Kontakte anderer Art knüpfe ich heute bei einer Hafentour. Hinter mir auf dem Ausflugsdampfer sitzen Werner und Rainer, zwei jung gebliebene mitsechziger aus dem Ruhrgebiet, die sich in breitem Ruhrpottslang unterhalten und so ihre Herkunft nicht verleugnen. Später treffe ich sie in dem einzigen Restaurant des Ortes
und wir trinken ein paar Bier zusammen. Auch wenn Liepaja und Ventspils nur
150 km Luftlinie auseinander liegen so trennt sie musikalisch doch Welten: Hier in Ventspils gibts nur Bohlen inspirierten Russenpop und ABBA zu hoeren ("No Face, no name, no number" - zuletzt habe ich diesen Mordern Talking Hit am Baikalsee gehoert)

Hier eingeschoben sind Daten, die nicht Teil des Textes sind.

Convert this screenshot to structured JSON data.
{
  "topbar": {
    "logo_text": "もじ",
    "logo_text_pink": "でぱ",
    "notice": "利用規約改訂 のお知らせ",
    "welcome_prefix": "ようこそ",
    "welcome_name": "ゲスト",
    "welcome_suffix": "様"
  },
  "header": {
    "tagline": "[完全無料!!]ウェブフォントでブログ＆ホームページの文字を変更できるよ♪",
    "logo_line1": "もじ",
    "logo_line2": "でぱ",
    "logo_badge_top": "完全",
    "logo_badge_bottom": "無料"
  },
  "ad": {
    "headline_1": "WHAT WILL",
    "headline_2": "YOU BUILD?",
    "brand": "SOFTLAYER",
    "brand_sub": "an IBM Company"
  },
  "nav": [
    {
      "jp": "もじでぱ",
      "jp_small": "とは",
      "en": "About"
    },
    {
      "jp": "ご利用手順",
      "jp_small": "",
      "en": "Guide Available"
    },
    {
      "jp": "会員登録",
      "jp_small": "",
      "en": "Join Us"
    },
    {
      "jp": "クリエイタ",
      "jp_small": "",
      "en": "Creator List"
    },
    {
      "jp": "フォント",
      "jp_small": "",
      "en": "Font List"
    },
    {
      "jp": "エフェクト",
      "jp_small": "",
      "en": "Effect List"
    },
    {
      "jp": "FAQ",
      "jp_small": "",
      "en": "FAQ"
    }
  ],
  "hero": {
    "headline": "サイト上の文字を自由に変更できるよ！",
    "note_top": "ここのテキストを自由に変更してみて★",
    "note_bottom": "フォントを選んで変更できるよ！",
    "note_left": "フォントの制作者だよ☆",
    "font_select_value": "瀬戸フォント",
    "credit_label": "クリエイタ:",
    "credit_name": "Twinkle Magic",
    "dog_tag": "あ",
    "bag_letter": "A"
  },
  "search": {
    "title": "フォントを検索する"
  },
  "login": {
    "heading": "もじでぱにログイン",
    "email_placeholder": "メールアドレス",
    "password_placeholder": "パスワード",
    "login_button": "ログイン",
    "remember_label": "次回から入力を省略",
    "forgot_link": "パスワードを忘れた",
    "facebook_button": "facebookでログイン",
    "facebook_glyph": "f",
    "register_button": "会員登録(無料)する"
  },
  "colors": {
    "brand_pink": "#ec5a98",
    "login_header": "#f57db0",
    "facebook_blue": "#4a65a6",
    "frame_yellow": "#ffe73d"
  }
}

Etwas deprimierend ist der Besuch des lokalen Scandlines Büros. Ventspils wird direkt von einer Fähre von Rostock aus angefahren (ein Weg den auch Rainer und Werner hierher genommen haben). Auch hier ist unsere COAST Software seit kurzem im Einsatz. Die Bedienerin klagt aber über das Manko, nicht jederzeit eine Ladeliste erzeugen zu können. Die Arme hat zwei Rechner an ihrem Arbeitsplatz um die durch geschlichen Vorgaben geforderten Dokumente vor einer Abfahrt von Hand per Excel zu erzeugen (im Hafen in Klaipeda auf litauischer Seite hat man dieses Problem nicht). Noch vor einer Woche habe ich an einer Problemloesung hierfür gearbeitet, leider muss sie sich noch etwas gedulden, bis eine neue COAST-Version ihren langen Weg von Hamburg hierher findet. Wenigstens kann ich ihr zeigen, wie sie mit dem Porthandling-Dialog eine Partie Tetris spielen (CTRL+ALT-T,E,T,R,I,S) und ihre Wartezeit damit verkürzen und kurzweiliger gestalten kann. Außerhalb der Hauptsaison gibt es hier nicht viel zu tun.


Morgen gehts über Riga nach Parnue (Estland) und dann endlich auf die Insel Saarema.